I have this dataset:
shopID supplier supply_count
1 a 12
2 b 12
2 f 12
2 e 10
3 b 5
3 a 2
4 f 15
4 c 11
I have used this query to get 2nd highest value for each group:
select s1.shopId, max(s1.supply_count)
from supply s1
where supply_count NOT IN (
select max(supply_count)
from supply s2
where s1.shopId = s2.shopId
)
group by s1.shopId
The results I'm getting are:
shopID supply_count
2 10
3 2
4 11
The desired output is: (in case there is no second highest I want to present the highest)
shopID supply_count
1 12
2 10
3 2
4 11
Based on this question: Retrieve 2nd highest count by each group
CodePudding user response:
You can get desired output to include the value where each shopId has only a single row by also counting the rows for each ShopId.
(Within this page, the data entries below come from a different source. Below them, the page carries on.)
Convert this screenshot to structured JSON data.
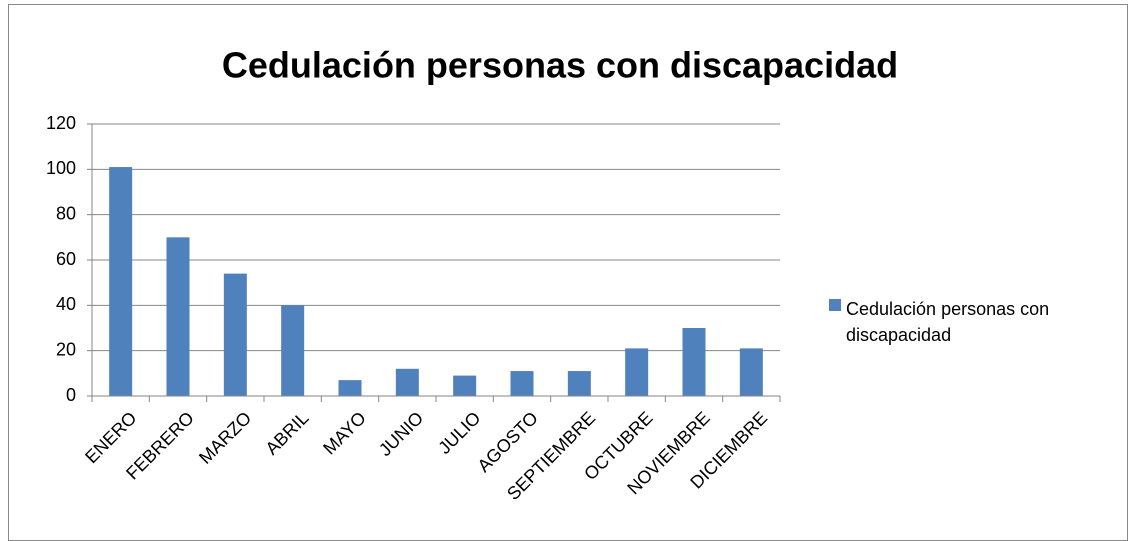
{
  "chart_data": {
    "type": "bar",
    "title": "Cedulación personas con discapacidad",
    "categories": [
      "ENERO",
      "FEBRERO",
      "MARZO",
      "ABRIL",
      "MAYO",
      "JUNIO",
      "JULIO",
      "AGOSTO",
      "SEPTIEMBRE",
      "OCTUBRE",
      "NOVIEMBRE",
      "DICIEMBRE"
    ],
    "series": [
      {
        "name": "Cedulación personas con discapacidad",
        "color": "#4f81bd",
        "values": [
          101,
          70,
          54,
          40,
          7,
          12,
          9,
          11,
          11,
          21,
          30,
          21
        ]
      }
    ],
    "ylim": [
      0,
      120
    ],
    "yticks": [
      0,
      20,
      40,
      60,
      80,
      100,
      120
    ],
    "grid": true,
    "legend": "right"
  }
}
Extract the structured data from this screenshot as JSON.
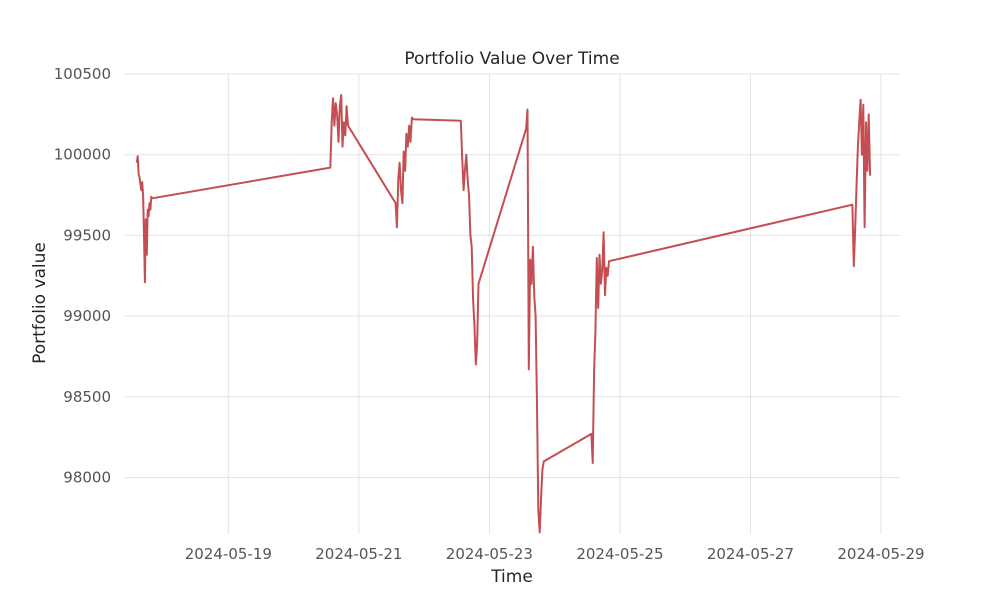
{
  "chart_data": {
    "type": "line",
    "title": "Portfolio Value Over Time",
    "xlabel": "Time",
    "ylabel": "Portfolio value",
    "grid": true,
    "xlim": [
      "2024-05-17T10:00",
      "2024-05-29T07:00"
    ],
    "ylim": [
      97650,
      100500
    ],
    "x_ticks": [
      "2024-05-19",
      "2024-05-21",
      "2024-05-23",
      "2024-05-25",
      "2024-05-27",
      "2024-05-29"
    ],
    "y_ticks": [
      98000,
      98500,
      99000,
      99500,
      100000,
      100500
    ],
    "colors": {
      "line": "#c44e52",
      "grid": "#e3e3e3",
      "text": "#262626",
      "tick": "#555555"
    },
    "series": [
      {
        "x": [
          "2024-05-17T14:20",
          "2024-05-17T14:40",
          "2024-05-17T15:00",
          "2024-05-17T15:20",
          "2024-05-17T15:40",
          "2024-05-17T16:00",
          "2024-05-17T16:20",
          "2024-05-17T16:40",
          "2024-05-17T17:00",
          "2024-05-17T17:20",
          "2024-05-17T17:40",
          "2024-05-17T18:00",
          "2024-05-17T18:20",
          "2024-05-17T18:40",
          "2024-05-17T19:00",
          "2024-05-17T19:20",
          "2024-05-17T19:40",
          "2024-05-17T20:00",
          "2024-05-20T13:30",
          "2024-05-20T14:00",
          "2024-05-20T14:30",
          "2024-05-20T15:00",
          "2024-05-20T15:30",
          "2024-05-20T16:00",
          "2024-05-20T16:30",
          "2024-05-20T17:00",
          "2024-05-20T17:30",
          "2024-05-20T18:00",
          "2024-05-20T18:30",
          "2024-05-20T19:00",
          "2024-05-20T19:30",
          "2024-05-20T20:00",
          "2024-05-21T13:30",
          "2024-05-21T14:00",
          "2024-05-21T14:30",
          "2024-05-21T15:00",
          "2024-05-21T15:30",
          "2024-05-21T16:00",
          "2024-05-21T16:30",
          "2024-05-21T17:00",
          "2024-05-21T17:30",
          "2024-05-21T18:00",
          "2024-05-21T18:30",
          "2024-05-21T19:00",
          "2024-05-21T19:30",
          "2024-05-21T20:00",
          "2024-05-22T13:30",
          "2024-05-22T14:00",
          "2024-05-22T14:30",
          "2024-05-22T15:00",
          "2024-05-22T15:30",
          "2024-05-22T16:00",
          "2024-05-22T16:30",
          "2024-05-22T17:00",
          "2024-05-22T17:30",
          "2024-05-22T18:00",
          "2024-05-22T18:30",
          "2024-05-22T19:00",
          "2024-05-22T19:30",
          "2024-05-22T20:00",
          "2024-05-23T13:30",
          "2024-05-23T14:00",
          "2024-05-23T14:30",
          "2024-05-23T15:00",
          "2024-05-23T15:30",
          "2024-05-23T16:00",
          "2024-05-23T16:30",
          "2024-05-23T17:00",
          "2024-05-23T17:30",
          "2024-05-23T18:00",
          "2024-05-23T18:30",
          "2024-05-23T19:00",
          "2024-05-23T19:30",
          "2024-05-23T20:00",
          "2024-05-24T13:30",
          "2024-05-24T14:00",
          "2024-05-24T14:30",
          "2024-05-24T15:00",
          "2024-05-24T15:30",
          "2024-05-24T16:00",
          "2024-05-24T16:30",
          "2024-05-24T17:00",
          "2024-05-24T17:30",
          "2024-05-24T18:00",
          "2024-05-24T18:30",
          "2024-05-24T19:00",
          "2024-05-24T19:30",
          "2024-05-24T20:00",
          "2024-05-28T13:30",
          "2024-05-28T14:00",
          "2024-05-28T14:30",
          "2024-05-28T15:00",
          "2024-05-28T15:30",
          "2024-05-28T16:00",
          "2024-05-28T16:30",
          "2024-05-28T17:00",
          "2024-05-28T17:30",
          "2024-05-28T18:00",
          "2024-05-28T18:30",
          "2024-05-28T19:00",
          "2024-05-28T19:30",
          "2024-05-28T20:00"
        ],
        "values": [
          99950,
          99990,
          99880,
          99860,
          99820,
          99780,
          99830,
          99750,
          99500,
          99210,
          99600,
          99380,
          99660,
          99620,
          99700,
          99660,
          99740,
          99730,
          99920,
          100200,
          100350,
          100180,
          100320,
          100250,
          100080,
          100300,
          100370,
          100050,
          100200,
          100120,
          100300,
          100180,
          99700,
          99550,
          99850,
          99950,
          99780,
          99700,
          100020,
          99900,
          100130,
          100050,
          100180,
          100080,
          100230,
          100220,
          100210,
          99980,
          99780,
          99900,
          100000,
          99850,
          99750,
          99500,
          99430,
          99100,
          98950,
          98700,
          98820,
          99200,
          100160,
          100280,
          98670,
          99350,
          99200,
          99430,
          99120,
          99000,
          98450,
          97800,
          97660,
          97880,
          98050,
          98100,
          98270,
          98090,
          98660,
          98900,
          99360,
          99050,
          99380,
          99200,
          99280,
          99520,
          99130,
          99300,
          99250,
          99340,
          99690,
          99310,
          99530,
          99800,
          100050,
          100200,
          100340,
          100000,
          100310,
          99550,
          100200,
          99900,
          100250,
          99870
        ]
      }
    ]
  }
}
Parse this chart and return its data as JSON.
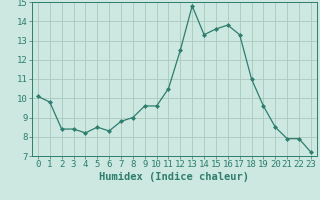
{
  "x": [
    0,
    1,
    2,
    3,
    4,
    5,
    6,
    7,
    8,
    9,
    10,
    11,
    12,
    13,
    14,
    15,
    16,
    17,
    18,
    19,
    20,
    21,
    22,
    23
  ],
  "y": [
    10.1,
    9.8,
    8.4,
    8.4,
    8.2,
    8.5,
    8.3,
    8.8,
    9.0,
    9.6,
    9.6,
    10.5,
    12.5,
    14.8,
    13.3,
    13.6,
    13.8,
    13.3,
    11.0,
    9.6,
    8.5,
    7.9,
    7.9,
    7.2
  ],
  "line_color": "#2e7d6e",
  "marker": "D",
  "marker_size": 2.0,
  "bg_color": "#cce8e0",
  "grid_color": "#aac8be",
  "xlabel": "Humidex (Indice chaleur)",
  "xlabel_fontsize": 7.5,
  "tick_fontsize": 6.5,
  "ylim": [
    7,
    15
  ],
  "xlim": [
    -0.5,
    23.5
  ],
  "yticks": [
    7,
    8,
    9,
    10,
    11,
    12,
    13,
    14,
    15
  ],
  "xticks": [
    0,
    1,
    2,
    3,
    4,
    5,
    6,
    7,
    8,
    9,
    10,
    11,
    12,
    13,
    14,
    15,
    16,
    17,
    18,
    19,
    20,
    21,
    22,
    23
  ]
}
Based on some more varied data and comments I believe the following should give the desired results:
with c as (
select *,
case when dense_rank() over(partition by shopid order by supply_count desc)=2
or Min(supply_count) over(partition by shopid)
=Max(supply_count) over(partition by shopid)
then 1 else 0 end as valid
from t
)
select distinct shopId, supply_count
from c
where valid=1
Example DBFiddle with some more varied data
CodePudding user response:
select
shopID,
supply_count
from
(select shopID,
supply_count, dense_rank() over(partition by shopID order by supply_count desc) as rnk
from supply) a
where rnk=2
union
select
shopID,
supply_count
from
(select shopID,
supply_count, dense_rank() over(partition by shopID order by supply_count desc) as rnk
from supply) a
group shopID,
supply_count having max(rnk)=1;
I believe this should work. What I have tried here is to identify the second highest supply count by assigning a rank for each group and doing a union with the shopIDs that have only one record.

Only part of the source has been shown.